Thursday, June 28, 2007

Count Down...



It makes me sad to think that it won't be long before things like this will just be a memory. That is Dustin sitting on the sidewalk as he waits for his mom to catch up. She has picked him up from school and they are on their way home. Now that school is over for the year, they will be heading home again. Back to Saskatchewan. Back to Harveyson, who misses them like crazy. Gido is taking the trip with them. Gloria will need help to get three kids, two cats and six four-by-four boxes on the plane. Just the thought of it stresses me out. I think that I am glad to be working. We were very lucky that we had the opportunity to have two of our grandchildren born here. Little bluenosers! Only one more week...

Monday, June 11, 2007

PSA UNDETECTABLE

Six week follow-up appointment this morning. Young Dr. Jaime gave us the good news. Gido said we loved him and he could come home with us. Blood tests will be taken every three months for the first year, then every four, then every six, etc. The final biopsy showed that the cancer had poked through the prostate in one spot, but because they did an extended radical (that is scooped him out with a big spoon) the specimen had cancer-free margins. He will meet with one of the surgeons and a radiologist to decide if they think he should have radiation therapy or not. Either way, he has time, as they wouldn't do radiation for at least four to six months.
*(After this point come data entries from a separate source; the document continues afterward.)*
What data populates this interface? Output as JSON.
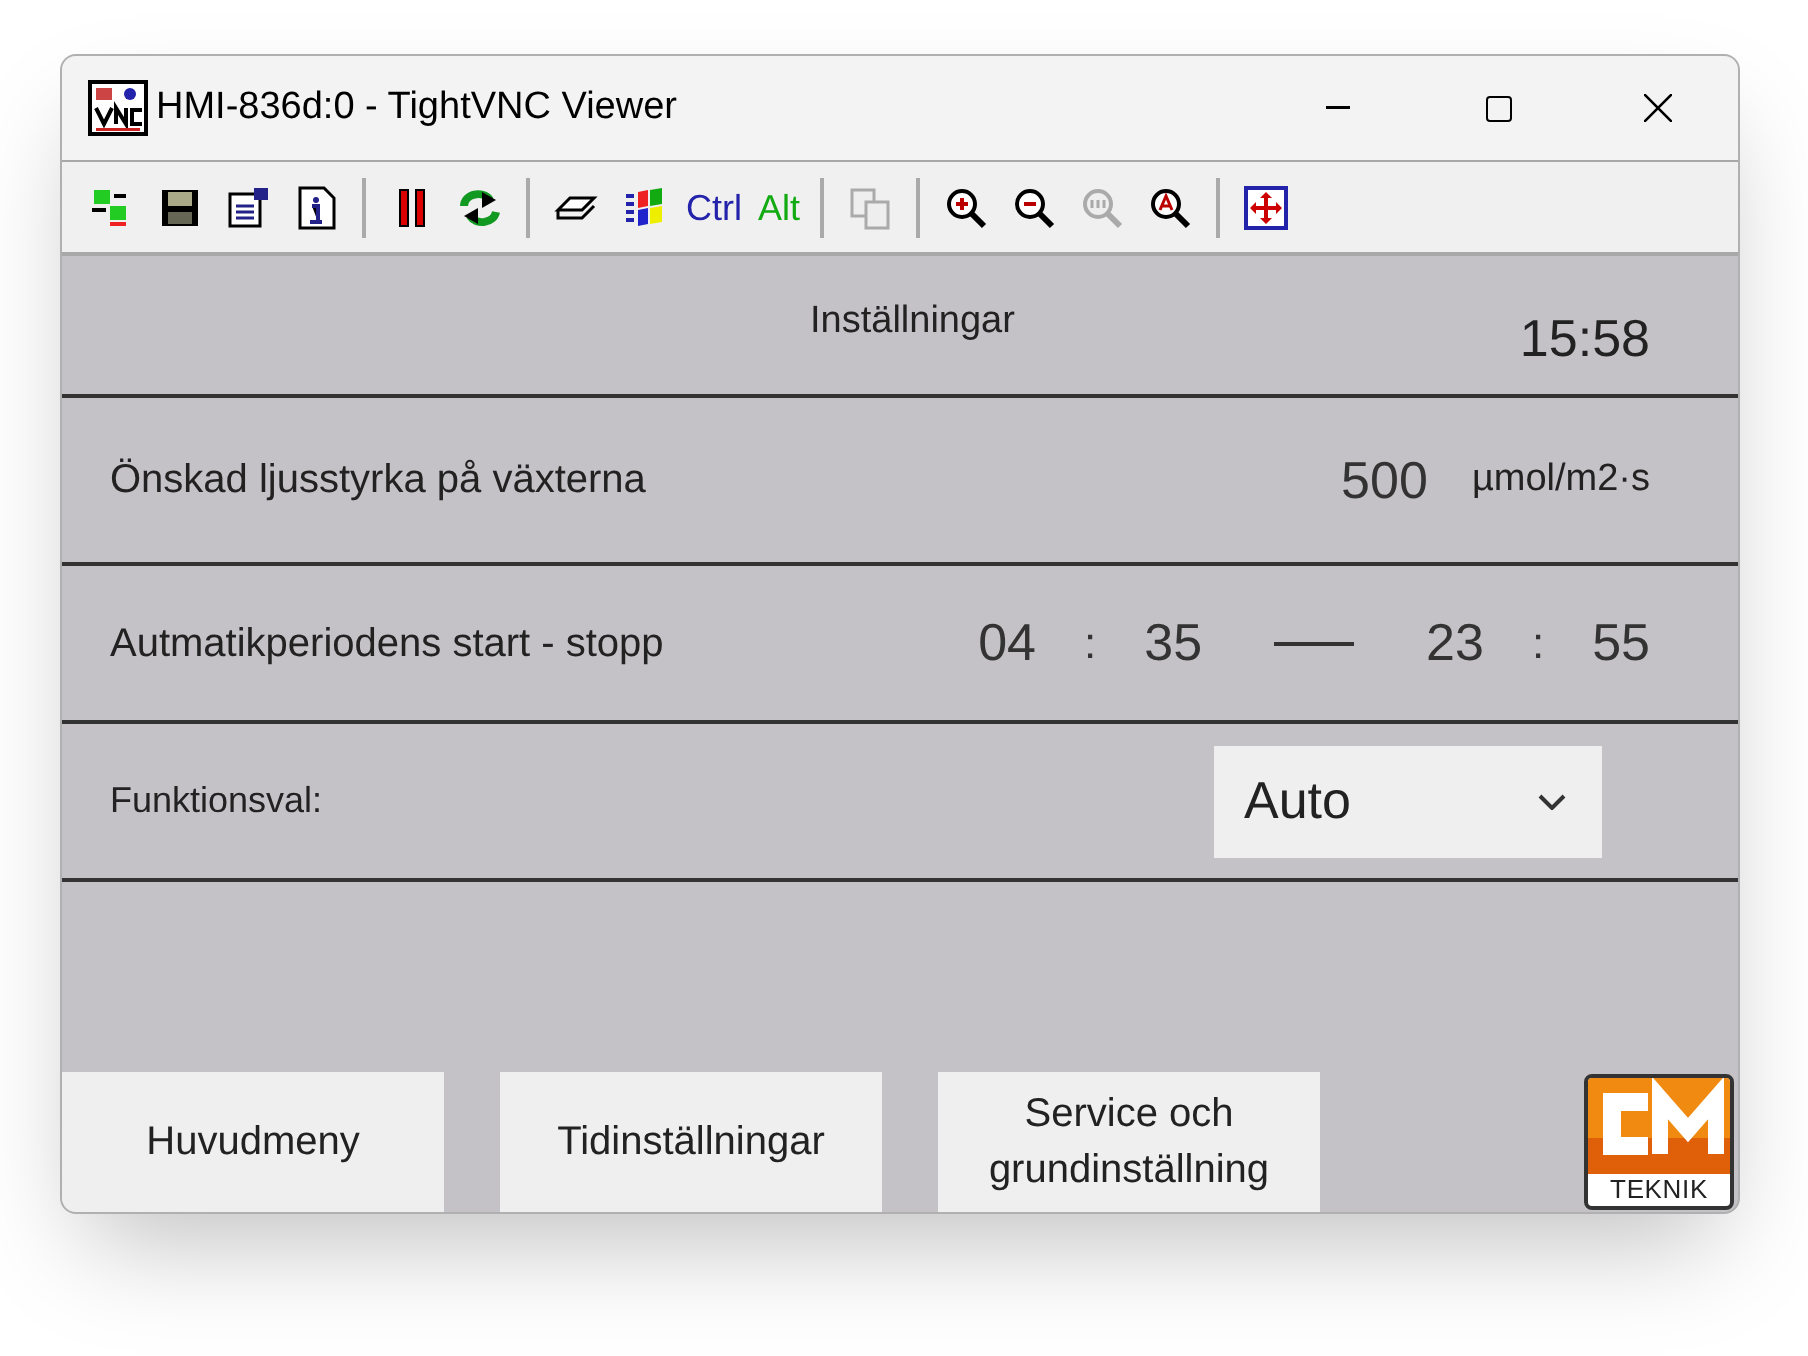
{
  "window": {
    "title": "HMI-836d:0 - TightVNC Viewer"
  },
  "toolbar": {
    "texts": [
      "Ctrl",
      "Alt"
    ]
  },
  "header": {
    "title": "Inställningar",
    "time": "15:58"
  },
  "light": {
    "label": "Önskad ljusstyrka på växterna",
    "value": "500",
    "unit": "µmol/m2·s"
  },
  "period": {
    "label": "Autmatikperiodens start - stopp",
    "start_hour": "04",
    "start_minute": "35",
    "stop_hour": "23",
    "stop_minute": "55",
    "separator": ":"
  },
  "function": {
    "label": "Funktionsval:",
    "value": "Auto"
  },
  "buttons": [
    "Huvudmeny",
    "Tidinställningar",
    "Service och grundinställning"
  ],
  "logo": {
    "caption": "TEKNIK"
  }
}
That would allow time for everything else to heal.

Love to all. :)

LOBSTERFEST 2007




























































































Sunday, June 10, 2007

Relay For Life





























Friday, June 08, 2007

For Gordie, With Sloppy Kisses

Gone
When tomorrow starts without me,
And I'm not there to see;
The sun will rise and find your eyes
All filled with tears for me.
I wish so much you wouldn't cry
The way you did today,
I know how much you love me,
As much as I love you,
And each time that you think of me,
I know you'll miss me too.
But when tomorrow starts without me.
Please try to understand,
That an angel came and called my name
And petted me with her hand.
She said my place was ready,
In Heaven far above,
And that I'd have to leave behind
All those I dearly love.
But, as I turned to heel away,
A tear fell from my eye,
For all my life I never thought
That I would have to die.
I had so much to live for,
So many sits and downs to do,
It seemed almost impossible,
That I was leaving you.
I thought about our lives together,
I know you must be sad,
I thought of all the love we shared,
And all the fun we had.
Remember how I'd nudge your hand,
And poke you with my nose?
The frisbee I would gladly chase,
The bad guy, I'd "bark and hold".
If I could relive yesterday,
Just even for awhile,
I'd wag my tail and kiss you,
Just so I could see you smile.
But, then I fully realized,
That this could never be;
For emptiness and memories
Will take the place of me.
And when I thought of treats and toys,
I might miss come tomorrow,
I thought of you and when I did,
My dog-heart filled with sorrow.
But when I walked through Heaven's gate,
And felt so much at home;
As God looked down and smiled at me,
From His beautiful golden throne.
He said, "This is eternity,
And now we welcome you,
Today your life on earth is past,
But here it starts anew.
I promise no tomorrow,
But today will always last;
For you see, each days' the same day,
There's no longing for the past.
Now you have been so faithful,
So trusting, loyal and true;
Though there were times you did things,
You knew you shouldn't do.
But good dogs are forgiven,
And now at last you're free;
So won't you sit here by my side,
And wait right here with me?"
So when tomorrow starts without me,
Don't think we're far apart.
For every time you think of me,
I'm right there, in your heart.
Author Unknown

Sunday, June 03, 2007

Saturday... At The Beach, ...I Think It Was The 2nd Of June











Saturday, June 02, 2007

How We Spent Friday Night



Oh the excitement in the house yesterday! Little man went potty for the first time for Grandma and Gido. Grandma was quick to recognize the look of concentration and determination on Demetrius's face and rushed him to the toilet, undressing him as we went, and then Gido swooped in with the plastic seat topper that keeps babies from falling into the water and voila! POOP IN THE POTTY! The icing on the cake was "Can you make pee-pee for grandma?", answered with a little straining and PEE-PEE IN THE TOILET! Hurray! One small, but very important, step forward. These are the moments we cherish.